Steve brought his lips to the alabaster skin of her neck and placed wet kisses from there to her ear, making her sigh. He draped his left leg over her and thrust his hips toward her while his left hand fondled her firm breast. There were no walls of uncertainty here, just yearning for the pleasure they wanted to take in each other. The love they wanted to show each other. The need they felt to be together. Kayla brought his face up to hers and kissed him, exploring his mouth with needy sounds of gratification.
That was when Steve heard a rustling just behind him and pulled himself away abruptly to look over at the source of the noise.
“Do you hear someone,” Kayla whispered, realizing that she really was worried that Jack or someone else would catch them. That apprehension bothered her, actually. Why should I care? How real is this whole thing? Very real, she realized for the first time. This was wonderful and amazing, but also scary and completely uncertain, too. She understood, now, why Steve thought that maybe she should go back in the house. Because not doing so would change things, and she didn’t have the slightest idea how to take control of that kind of unknown.
“Yeah, baby,” Steve whispered. She could tell he was thinking something over, straining to remember something important. “I think there’s someone in the trees over there.”

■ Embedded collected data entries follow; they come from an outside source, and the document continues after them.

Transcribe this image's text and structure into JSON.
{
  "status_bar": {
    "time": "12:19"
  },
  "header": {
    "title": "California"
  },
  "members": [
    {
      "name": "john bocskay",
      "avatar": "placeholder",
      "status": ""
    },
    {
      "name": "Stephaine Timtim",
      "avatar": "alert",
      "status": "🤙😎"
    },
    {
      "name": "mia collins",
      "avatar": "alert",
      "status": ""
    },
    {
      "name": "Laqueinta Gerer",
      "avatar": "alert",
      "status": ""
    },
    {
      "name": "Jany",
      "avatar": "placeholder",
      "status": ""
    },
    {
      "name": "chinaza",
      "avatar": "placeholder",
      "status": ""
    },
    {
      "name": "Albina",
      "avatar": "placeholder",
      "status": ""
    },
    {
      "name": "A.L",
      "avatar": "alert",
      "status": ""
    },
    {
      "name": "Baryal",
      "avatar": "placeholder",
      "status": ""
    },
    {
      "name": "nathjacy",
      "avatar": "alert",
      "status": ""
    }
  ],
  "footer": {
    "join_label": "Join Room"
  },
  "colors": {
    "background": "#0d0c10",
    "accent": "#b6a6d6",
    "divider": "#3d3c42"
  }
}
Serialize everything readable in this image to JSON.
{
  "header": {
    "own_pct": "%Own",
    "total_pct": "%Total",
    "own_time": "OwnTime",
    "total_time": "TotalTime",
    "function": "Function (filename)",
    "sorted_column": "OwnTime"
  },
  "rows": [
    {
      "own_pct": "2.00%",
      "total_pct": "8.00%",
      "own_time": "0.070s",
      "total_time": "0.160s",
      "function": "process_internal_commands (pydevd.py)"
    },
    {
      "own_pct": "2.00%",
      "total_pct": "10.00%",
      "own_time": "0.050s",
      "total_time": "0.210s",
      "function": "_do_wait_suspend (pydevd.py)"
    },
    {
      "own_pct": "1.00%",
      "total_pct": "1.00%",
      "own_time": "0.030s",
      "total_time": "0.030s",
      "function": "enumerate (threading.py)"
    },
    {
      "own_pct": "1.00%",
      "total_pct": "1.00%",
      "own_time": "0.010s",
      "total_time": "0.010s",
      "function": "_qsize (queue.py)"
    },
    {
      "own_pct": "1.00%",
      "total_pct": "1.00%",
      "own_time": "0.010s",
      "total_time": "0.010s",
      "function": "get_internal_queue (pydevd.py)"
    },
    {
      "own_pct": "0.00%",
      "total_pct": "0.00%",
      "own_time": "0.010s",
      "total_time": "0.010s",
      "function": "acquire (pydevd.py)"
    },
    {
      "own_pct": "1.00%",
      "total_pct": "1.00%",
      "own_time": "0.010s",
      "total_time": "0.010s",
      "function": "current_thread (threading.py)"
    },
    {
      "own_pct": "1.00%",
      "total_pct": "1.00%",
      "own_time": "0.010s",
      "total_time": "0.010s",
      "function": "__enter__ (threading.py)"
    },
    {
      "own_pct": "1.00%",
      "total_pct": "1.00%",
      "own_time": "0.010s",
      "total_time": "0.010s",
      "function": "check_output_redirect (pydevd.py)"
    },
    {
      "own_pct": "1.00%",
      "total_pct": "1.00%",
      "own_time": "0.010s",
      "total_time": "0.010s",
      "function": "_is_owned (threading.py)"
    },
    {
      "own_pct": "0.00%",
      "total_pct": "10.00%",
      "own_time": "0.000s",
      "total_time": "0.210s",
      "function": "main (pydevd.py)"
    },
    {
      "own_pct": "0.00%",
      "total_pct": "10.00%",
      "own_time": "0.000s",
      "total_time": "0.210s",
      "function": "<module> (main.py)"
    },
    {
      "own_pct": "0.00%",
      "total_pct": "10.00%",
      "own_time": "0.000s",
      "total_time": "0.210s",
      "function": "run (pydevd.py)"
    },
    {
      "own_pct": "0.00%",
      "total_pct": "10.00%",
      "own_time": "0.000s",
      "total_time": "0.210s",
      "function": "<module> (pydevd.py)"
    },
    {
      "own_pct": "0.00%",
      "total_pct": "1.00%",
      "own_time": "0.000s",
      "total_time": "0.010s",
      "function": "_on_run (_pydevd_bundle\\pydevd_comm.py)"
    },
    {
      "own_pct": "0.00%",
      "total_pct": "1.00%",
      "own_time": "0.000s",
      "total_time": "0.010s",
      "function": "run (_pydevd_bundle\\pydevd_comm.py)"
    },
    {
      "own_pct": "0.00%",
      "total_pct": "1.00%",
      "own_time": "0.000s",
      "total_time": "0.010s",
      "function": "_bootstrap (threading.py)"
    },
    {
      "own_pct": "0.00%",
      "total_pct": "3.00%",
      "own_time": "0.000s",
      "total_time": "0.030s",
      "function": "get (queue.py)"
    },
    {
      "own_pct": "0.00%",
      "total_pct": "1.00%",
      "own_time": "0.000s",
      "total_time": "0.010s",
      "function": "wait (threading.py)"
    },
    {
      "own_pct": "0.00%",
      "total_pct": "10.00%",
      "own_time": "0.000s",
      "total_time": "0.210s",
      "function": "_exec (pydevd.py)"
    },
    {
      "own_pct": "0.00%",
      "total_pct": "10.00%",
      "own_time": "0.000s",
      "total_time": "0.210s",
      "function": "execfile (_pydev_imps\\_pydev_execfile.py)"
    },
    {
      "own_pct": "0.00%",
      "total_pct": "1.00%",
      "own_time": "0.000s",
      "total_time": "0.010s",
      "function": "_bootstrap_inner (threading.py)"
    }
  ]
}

Kayla bit her bottom lip. “Jack? Do you think it’s Jack?” Kayla looked over his left shoulder to try to see who was there.
“No,” he said, turning her face to look at him. “Keep your eyes on me, Kayla. I don’t want to tip him off that we know he’s there.”
“That who is there?”
“Ya know those pictures that sent Jack over the edge back then? They were taken here on this little hayride of ours. I think whoever took them is lurking in the trees where I just threw that ring.” He thought about that added wrinkle for a minute. “That probably made things worse, actually,” he said. Then he got an idea that almost made his head spin. “Keep kissin’ me, here, baby, I’ve got an idea.”
“What?” She asked between smacks, craning her neck to see the photographer.”
“Cut that out,” he said as he kissed her. “Eyes on me.”
“Mm,” she agreed, “What … what are … what’s your idea?” “In about ten seconds, I’m gonna go over there so quick he won’t know what hit him and make damned sure those pictures never see the light of day.”